Nesta investigação optou-se pela metodologia quantitativa já que dois dos domínios a estudar eram justamente os dos pares/amigos e par amoroso, sendo um estudo experimental, correlacional e causal-comparativo. O desenho é transversal, abordando idades entre os 13 e os 23 anos. Presidiu à escolha de cada instrumento de avaliação a replicabilidade e robustez estatística dos mesmos. Uma outra consideração foi a necessidade de recurso a metodologias que oferecessem tanto qualidades fidedignas, quanto características ao nível da economia de administração e tratamento dos dados.
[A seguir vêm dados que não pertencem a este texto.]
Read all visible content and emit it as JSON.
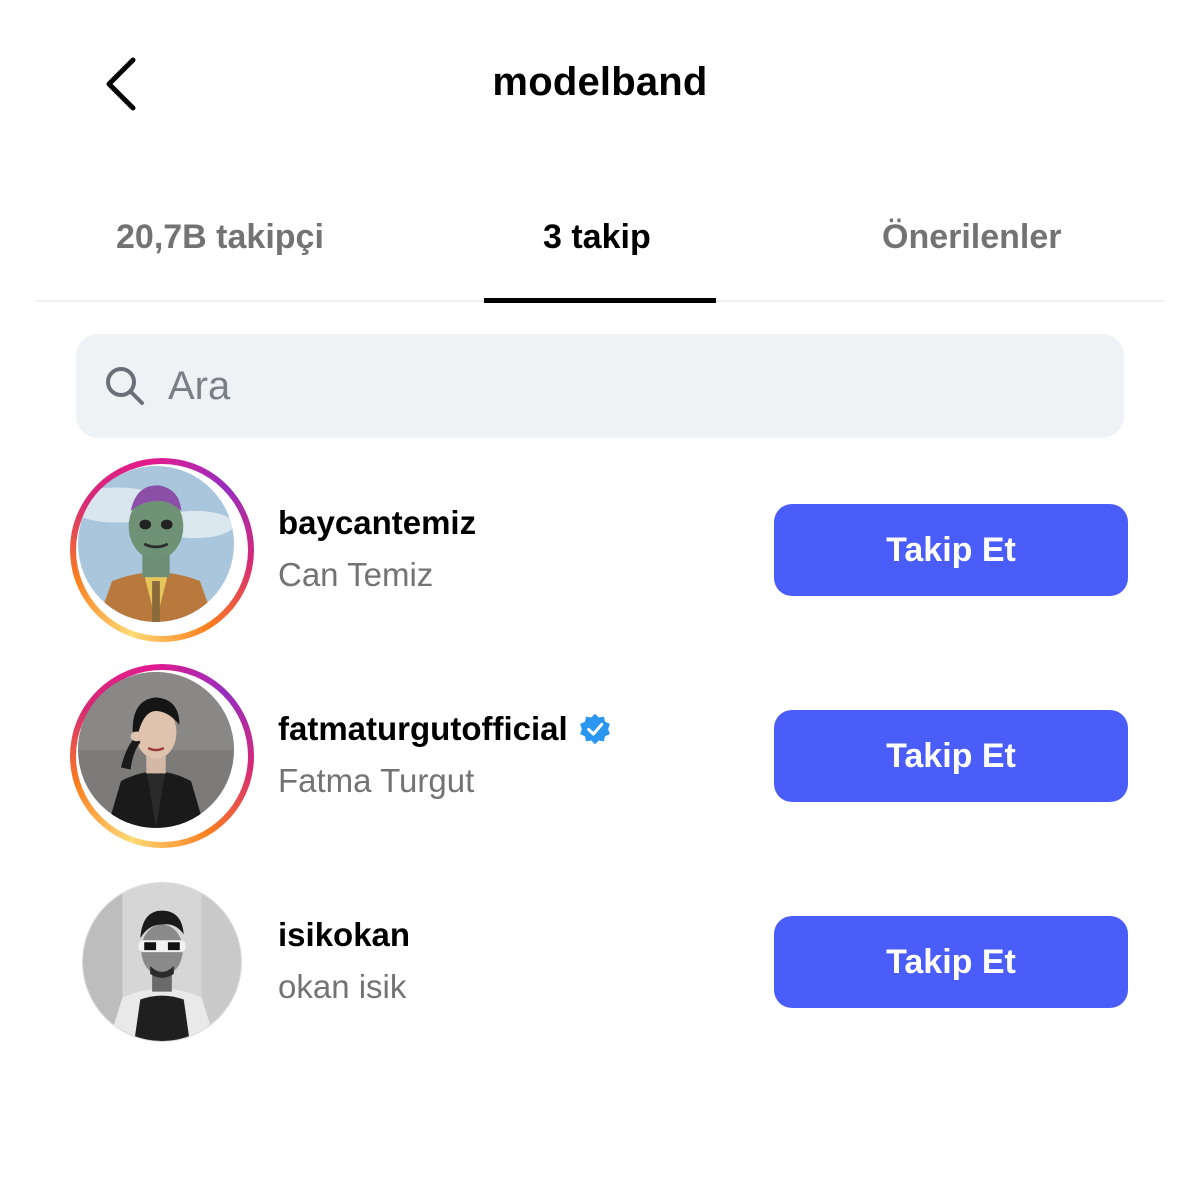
{
  "header": {
    "title": "modelband",
    "back_icon": "chevron-left-icon"
  },
  "tabs": [
    {
      "label": "20,7B takipçi",
      "active": false
    },
    {
      "label": "3 takip",
      "active": true
    },
    {
      "label": "Önerilenler",
      "active": false
    }
  ],
  "search": {
    "placeholder": "Ara",
    "icon": "search-icon"
  },
  "colors": {
    "follow_button": "#4a5df9",
    "verified_badge": "#2a96f0",
    "story_ring": [
      "#feda75",
      "#fa7e1e",
      "#d62976",
      "#962fbf"
    ]
  },
  "following": [
    {
      "username": "baycantemiz",
      "full_name": "Can Temiz",
      "verified": false,
      "story_ring": true,
      "button": "Takip Et"
    },
    {
      "username": "fatmaturgutofficial",
      "full_name": "Fatma Turgut",
      "verified": true,
      "story_ring": true,
      "button": "Takip Et"
    },
    {
      "username": "isikokan",
      "full_name": "okan isik",
      "verified": false,
      "story_ring": false,
      "button": "Takip Et"
    }
  ]
}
Temos vindo a assistir por parte da investigação empírica a esforços no sentido de garantir estes objectivos. Se Hazan e Shaver (1987), pese embora com limitações ao nível metodológico, levantaram a possibilidade de avaliar a vinculação amorosa em adolescentes e adultos utilizando medidas de auto-relato, Brennan, Clark e Shaver (1998) realizaram um estudo donde resultou o Experiences in Close Relationships (ERI), um instrumento de auto- relato que por ser construído a partir de diferentes questionários, e detendo uma consistência interna elevada, poderia vir a revelar-se um instrumento mais fiável e válido que os que lhe deram origem. Estes autores pretenderam deste modo a utilização de uma medida de auto-relato comum, cientes que estavam da impossibilidade para a maioria dos investigadores de utilizarem entrevistas como meio de avaliação da vinculação.

Na medida em que também as relações de vinculação aos pais, bem como as hierarquias de vinculação, a auto-estima e acontecimentos de vida serão avaliados neste trabalho, optou-se por manter a metodologia quantitativa, observando contudo os critérios já indicados no que concerne ao vigor estatístico e à replicação extensa dos instrumentos.